In a society driven by our neuroses, where virtually everyone has been in therapy at least once, how have we lost our ability to name, and thus understand, our emotions? ill tell u. We live in a world of instant gratification. But that isn't the problem. Instant gratification is wanting to read Bram Stoker's Dracula and downloading it to your Hitchhiker's Guide without having to leave the couch. The problem is the rate at which we want to be gratified. Instant per Instant gratification if you will. Each moment must be something new and pleasing, and it isn't the fault of text messaging or the internet or television. It's our fault, the Matrix just makes it easier. Just like fast food makes it easier to get fat.

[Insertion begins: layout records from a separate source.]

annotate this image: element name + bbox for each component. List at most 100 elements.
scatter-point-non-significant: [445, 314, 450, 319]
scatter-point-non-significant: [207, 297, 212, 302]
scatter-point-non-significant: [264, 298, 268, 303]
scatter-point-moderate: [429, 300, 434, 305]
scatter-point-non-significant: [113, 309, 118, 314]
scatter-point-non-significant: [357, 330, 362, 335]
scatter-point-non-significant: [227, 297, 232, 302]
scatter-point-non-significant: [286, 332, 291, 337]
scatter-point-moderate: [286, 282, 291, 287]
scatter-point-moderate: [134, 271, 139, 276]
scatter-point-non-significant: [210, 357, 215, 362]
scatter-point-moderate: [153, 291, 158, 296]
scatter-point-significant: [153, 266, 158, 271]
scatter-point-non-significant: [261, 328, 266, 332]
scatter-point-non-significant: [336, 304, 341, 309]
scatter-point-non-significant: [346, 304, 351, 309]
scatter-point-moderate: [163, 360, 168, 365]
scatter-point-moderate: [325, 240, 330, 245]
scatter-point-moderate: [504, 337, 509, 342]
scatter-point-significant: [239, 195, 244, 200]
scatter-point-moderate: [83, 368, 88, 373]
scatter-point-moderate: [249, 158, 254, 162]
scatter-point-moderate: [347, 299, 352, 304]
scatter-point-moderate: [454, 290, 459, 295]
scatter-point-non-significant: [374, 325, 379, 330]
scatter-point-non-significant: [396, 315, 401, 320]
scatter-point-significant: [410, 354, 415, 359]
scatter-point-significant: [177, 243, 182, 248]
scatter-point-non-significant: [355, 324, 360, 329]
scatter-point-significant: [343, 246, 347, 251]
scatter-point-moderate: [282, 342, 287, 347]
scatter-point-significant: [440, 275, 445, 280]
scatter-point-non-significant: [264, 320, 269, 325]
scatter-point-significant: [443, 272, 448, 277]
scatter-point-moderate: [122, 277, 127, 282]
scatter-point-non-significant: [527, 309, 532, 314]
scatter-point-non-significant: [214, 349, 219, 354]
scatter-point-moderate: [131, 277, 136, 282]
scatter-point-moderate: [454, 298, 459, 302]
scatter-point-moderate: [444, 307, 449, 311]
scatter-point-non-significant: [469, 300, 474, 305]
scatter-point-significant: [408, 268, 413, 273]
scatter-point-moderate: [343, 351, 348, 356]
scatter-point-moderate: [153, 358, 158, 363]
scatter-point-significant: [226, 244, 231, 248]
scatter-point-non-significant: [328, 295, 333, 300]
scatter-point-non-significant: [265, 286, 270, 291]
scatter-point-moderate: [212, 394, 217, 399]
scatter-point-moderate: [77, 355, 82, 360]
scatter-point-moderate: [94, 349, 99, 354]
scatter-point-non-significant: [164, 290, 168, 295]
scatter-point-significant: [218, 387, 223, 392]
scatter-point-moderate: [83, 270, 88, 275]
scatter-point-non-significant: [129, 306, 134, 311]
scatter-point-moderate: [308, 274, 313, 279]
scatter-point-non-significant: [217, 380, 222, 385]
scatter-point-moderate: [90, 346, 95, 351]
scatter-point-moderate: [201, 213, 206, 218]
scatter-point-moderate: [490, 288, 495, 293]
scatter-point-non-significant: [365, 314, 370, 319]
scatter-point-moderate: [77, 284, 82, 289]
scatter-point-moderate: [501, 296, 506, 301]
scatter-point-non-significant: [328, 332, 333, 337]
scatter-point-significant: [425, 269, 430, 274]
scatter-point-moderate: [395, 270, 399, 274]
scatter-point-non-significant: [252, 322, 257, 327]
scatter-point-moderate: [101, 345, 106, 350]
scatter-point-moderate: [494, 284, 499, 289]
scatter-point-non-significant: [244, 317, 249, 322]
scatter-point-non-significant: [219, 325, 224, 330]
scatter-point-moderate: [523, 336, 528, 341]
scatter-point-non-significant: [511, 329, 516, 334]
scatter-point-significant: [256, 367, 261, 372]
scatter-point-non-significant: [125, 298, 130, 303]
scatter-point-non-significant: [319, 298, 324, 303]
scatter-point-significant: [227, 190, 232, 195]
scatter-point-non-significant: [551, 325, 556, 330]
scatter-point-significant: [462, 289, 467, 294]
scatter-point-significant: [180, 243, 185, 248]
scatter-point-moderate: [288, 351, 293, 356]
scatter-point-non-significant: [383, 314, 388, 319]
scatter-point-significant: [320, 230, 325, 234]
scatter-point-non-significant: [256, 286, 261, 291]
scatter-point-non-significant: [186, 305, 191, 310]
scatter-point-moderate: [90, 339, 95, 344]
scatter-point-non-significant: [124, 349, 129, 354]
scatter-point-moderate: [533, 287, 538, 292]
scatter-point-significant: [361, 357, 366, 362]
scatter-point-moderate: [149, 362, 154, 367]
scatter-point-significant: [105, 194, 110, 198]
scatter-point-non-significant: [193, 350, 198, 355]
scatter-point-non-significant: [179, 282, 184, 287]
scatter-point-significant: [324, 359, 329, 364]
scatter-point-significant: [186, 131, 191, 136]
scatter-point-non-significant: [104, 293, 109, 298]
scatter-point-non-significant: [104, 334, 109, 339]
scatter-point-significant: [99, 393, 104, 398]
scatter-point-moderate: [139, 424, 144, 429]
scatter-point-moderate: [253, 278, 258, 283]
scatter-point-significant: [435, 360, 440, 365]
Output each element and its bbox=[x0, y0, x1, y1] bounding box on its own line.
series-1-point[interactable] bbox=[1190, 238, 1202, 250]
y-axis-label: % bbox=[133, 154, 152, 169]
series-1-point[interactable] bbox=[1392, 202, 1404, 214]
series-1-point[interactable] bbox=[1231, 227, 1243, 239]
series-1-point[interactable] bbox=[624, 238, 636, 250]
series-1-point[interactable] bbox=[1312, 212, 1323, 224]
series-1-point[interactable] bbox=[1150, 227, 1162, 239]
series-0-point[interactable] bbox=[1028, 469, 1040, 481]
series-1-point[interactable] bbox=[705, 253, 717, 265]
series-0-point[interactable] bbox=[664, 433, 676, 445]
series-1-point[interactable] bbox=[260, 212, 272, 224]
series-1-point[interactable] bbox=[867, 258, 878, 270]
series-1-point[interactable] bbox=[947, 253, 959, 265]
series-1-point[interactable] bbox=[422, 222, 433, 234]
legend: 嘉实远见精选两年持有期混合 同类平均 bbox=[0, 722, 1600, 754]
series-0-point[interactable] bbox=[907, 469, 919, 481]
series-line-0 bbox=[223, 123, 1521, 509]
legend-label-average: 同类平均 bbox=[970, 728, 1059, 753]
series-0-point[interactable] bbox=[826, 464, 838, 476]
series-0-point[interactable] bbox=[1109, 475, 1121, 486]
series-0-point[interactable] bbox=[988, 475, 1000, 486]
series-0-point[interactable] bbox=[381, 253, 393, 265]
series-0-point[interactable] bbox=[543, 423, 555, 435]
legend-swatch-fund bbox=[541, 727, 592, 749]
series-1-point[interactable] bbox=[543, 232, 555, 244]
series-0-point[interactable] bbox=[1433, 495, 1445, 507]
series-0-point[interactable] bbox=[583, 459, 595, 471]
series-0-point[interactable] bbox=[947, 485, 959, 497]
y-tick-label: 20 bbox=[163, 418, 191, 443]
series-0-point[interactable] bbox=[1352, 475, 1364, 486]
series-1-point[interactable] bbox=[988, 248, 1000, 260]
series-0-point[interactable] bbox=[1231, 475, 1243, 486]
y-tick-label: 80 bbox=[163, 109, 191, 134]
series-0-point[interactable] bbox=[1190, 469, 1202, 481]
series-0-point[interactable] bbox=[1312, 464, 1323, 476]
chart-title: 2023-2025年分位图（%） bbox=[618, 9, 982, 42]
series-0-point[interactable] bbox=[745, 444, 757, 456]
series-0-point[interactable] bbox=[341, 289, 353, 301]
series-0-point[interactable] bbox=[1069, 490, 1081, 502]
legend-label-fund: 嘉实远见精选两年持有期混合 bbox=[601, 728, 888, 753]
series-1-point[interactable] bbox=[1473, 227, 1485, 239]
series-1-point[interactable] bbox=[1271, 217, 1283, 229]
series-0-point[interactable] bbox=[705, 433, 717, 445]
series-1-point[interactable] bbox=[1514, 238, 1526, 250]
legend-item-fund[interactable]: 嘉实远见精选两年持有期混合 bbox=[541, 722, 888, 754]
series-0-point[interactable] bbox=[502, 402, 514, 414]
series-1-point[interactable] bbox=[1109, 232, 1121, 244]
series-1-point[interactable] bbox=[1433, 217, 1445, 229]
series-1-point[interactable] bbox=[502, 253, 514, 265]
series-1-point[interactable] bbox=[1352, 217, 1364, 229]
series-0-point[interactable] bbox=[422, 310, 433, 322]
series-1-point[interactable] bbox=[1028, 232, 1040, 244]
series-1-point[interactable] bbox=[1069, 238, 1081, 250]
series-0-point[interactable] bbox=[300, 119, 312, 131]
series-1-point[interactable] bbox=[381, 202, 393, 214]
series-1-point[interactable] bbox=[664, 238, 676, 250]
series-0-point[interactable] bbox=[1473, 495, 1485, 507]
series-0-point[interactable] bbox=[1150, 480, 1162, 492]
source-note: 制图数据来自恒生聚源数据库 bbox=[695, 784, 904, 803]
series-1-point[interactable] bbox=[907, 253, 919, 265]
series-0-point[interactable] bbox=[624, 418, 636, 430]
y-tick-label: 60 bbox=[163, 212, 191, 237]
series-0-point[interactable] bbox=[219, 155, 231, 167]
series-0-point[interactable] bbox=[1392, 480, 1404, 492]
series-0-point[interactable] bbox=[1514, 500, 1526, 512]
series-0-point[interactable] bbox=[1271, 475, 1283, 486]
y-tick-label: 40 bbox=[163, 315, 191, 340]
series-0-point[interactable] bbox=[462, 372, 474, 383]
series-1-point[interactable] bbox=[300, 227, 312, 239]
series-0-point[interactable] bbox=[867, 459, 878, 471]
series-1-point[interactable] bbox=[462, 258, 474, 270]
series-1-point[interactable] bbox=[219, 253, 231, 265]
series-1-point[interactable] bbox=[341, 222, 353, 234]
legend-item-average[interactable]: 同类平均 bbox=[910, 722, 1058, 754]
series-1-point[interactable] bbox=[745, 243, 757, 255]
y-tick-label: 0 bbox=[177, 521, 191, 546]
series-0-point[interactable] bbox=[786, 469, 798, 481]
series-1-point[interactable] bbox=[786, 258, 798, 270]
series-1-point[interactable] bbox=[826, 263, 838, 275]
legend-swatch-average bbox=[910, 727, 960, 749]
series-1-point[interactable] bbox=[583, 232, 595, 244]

But impulse control simply blazes the trail to where the root of the problem lies: reducing everything to a sound bite. Because sound bites boil down:

"In sooth, I know not why I am so sad.
It wearies me, you say it wearies you,
But how I caught it, found it, or came by it,
What stuff 'tis made from, whereof it is born,
I am to learn;
And such a want-wit sadness makes of me
That I have much ado to know myself."

to:

:(

I don't think internet communication is destroying the English language; I think our lack of patience is. Because how can we know when we feel melancholic, serene, piteous, chagrinned, smug, impertinent, disgraced, bewildered, entranced, irked, sanguine, choleric, phlegmatic, enraptured, or even contented, if our working vocabulary only allows for four emotions? And if we aren't comfortable enough with the definitions to use such words in our spoken conversation, why would we choose a state of being more complex than MAPWHSB™on which to pin all our desire?

I have a melancholic temperament and I strive to be serene and content. I simply don't have the emotional energy for MAPWHSB™.